Chapitre 3

Steve tient le blond par les cheveux et s'applique à lui expliquer la vie à travers des murmures très malaisant. Il a voulu me faire essayer une fois pour me montrer et, depuis, j'évite de me friter à lui, comme je ne sais pas qui gagne au corps à corps entre nous. Le plus petit n'a pas l'air d'apprécier à en juger par son expression faciale. Il a l'air en stress et paniqué. Au bout d'un moment, il cherche la merde, il la trouve et il s'en prend dans la tronche. Je vais pas jusqu'à lui souhaiter du malheur, mais je vais certainement pas le défendre.

- ... Est-ce que c'est clair ? termine Steve.

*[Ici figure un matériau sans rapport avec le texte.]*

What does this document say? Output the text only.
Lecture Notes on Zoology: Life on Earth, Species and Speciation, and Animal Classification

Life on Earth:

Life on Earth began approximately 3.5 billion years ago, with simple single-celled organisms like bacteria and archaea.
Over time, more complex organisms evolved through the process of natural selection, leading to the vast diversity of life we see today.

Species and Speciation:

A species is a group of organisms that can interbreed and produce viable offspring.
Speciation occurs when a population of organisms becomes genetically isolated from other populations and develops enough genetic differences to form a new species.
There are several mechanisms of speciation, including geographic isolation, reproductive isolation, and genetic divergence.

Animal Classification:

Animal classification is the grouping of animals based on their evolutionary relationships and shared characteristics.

L'autre n'a pas besoin de parler, on connaît la réponse. Sa tignasse est enfin laissée en paix et le plus grand sort des toilettes en dispersant la foule au passage. Il ne reste que le blond et moi dans la pièce. Je remarque qu'à cause de mon ami, il n'a plus sa capuche. Je ne l'avais jamais vu sans, ça fait bizarre. Je sais pas ce que lui a dit Steve, mais il a l'air tout bloqué.


Je commence à me diriger vers la porte tandis que lui se réveille enfin et court vers les lavabos pour essayer de sauver son pull. J'hésite à lui faire un croche pied, mais je pense qu'il a eu son compte. Il ouvre un robinet, remarque que je suis toujours là, semble hésiter, puis il murmure un "fait chier" avant de retirer son sweat pour le mettre dans l'eau. Et bah, plus de révélation sur lui ces cinq dernières minutes que depuis que je le connais, c'est à dire trois mois. Il porte sous son sweat un T-shirt à manches longues blanc plutôt moulant qui révèle un semblant de fine musculature.

- T'as fini de mâter ?! aboie-t-il. Barre toi !

- OK, OK ! Eh ! Si t'as besoin d'une excuse pour tes parents, tu leur dit que c'est à cause de ton petit ami !


Sur ces doux mots, je sors des toilettes en esquivant de peu le couvercle de la poubelle qui m'était destiné. Comme son pull est très large, je n'avais jamais eu l'occasion de savoir à quoi il ressemblait. Il pourrait avoir du succès s'il n'était pas aussi exécrable. En soi, tout le monde sait qui c'est. Mais je ne l'ai jamais vu être ami avec autre chose que la solitude et il n'est connu du lycée que comme "l'ennemi d'Ethan qui lui fait des coups de pute". Après, il se démerde, c'est pas mon problème, hein.


Je marche dans le couloir en attendant patiemment que la sonnerie me force à aller en cours. Elle ne tarde pas et je pars chercher mon sac dans le casier (j'ai changé le code au passage). Je grimpe les marches de l'escalier ouest une à une. C'est bête, on est pas si différents, en soi. On est tous les deux beaux, connus des autres élèves, d'éternels célibataires (moi par choix et parce que je n'ai pas encore rencontré la fille que je veux, je ne sais pas pour lui)... Bah il est con aussi. N'empêche qu'il est fort. Il m'a fait chier dès l'instant où il a passé la porte du lycée, à la rentrée de septembre. Il était nouveau donc je suis allé lui dire bonjour et il m'a royalement ignoré. Je pensais qu'il était juste timide donc j'ai un peu insisté après, et puis il a commencé à me jouer des sales tours. Depuis, c'est la guerre. Je rejoins ma salle juste avant que le prof ne me casse le nez avec.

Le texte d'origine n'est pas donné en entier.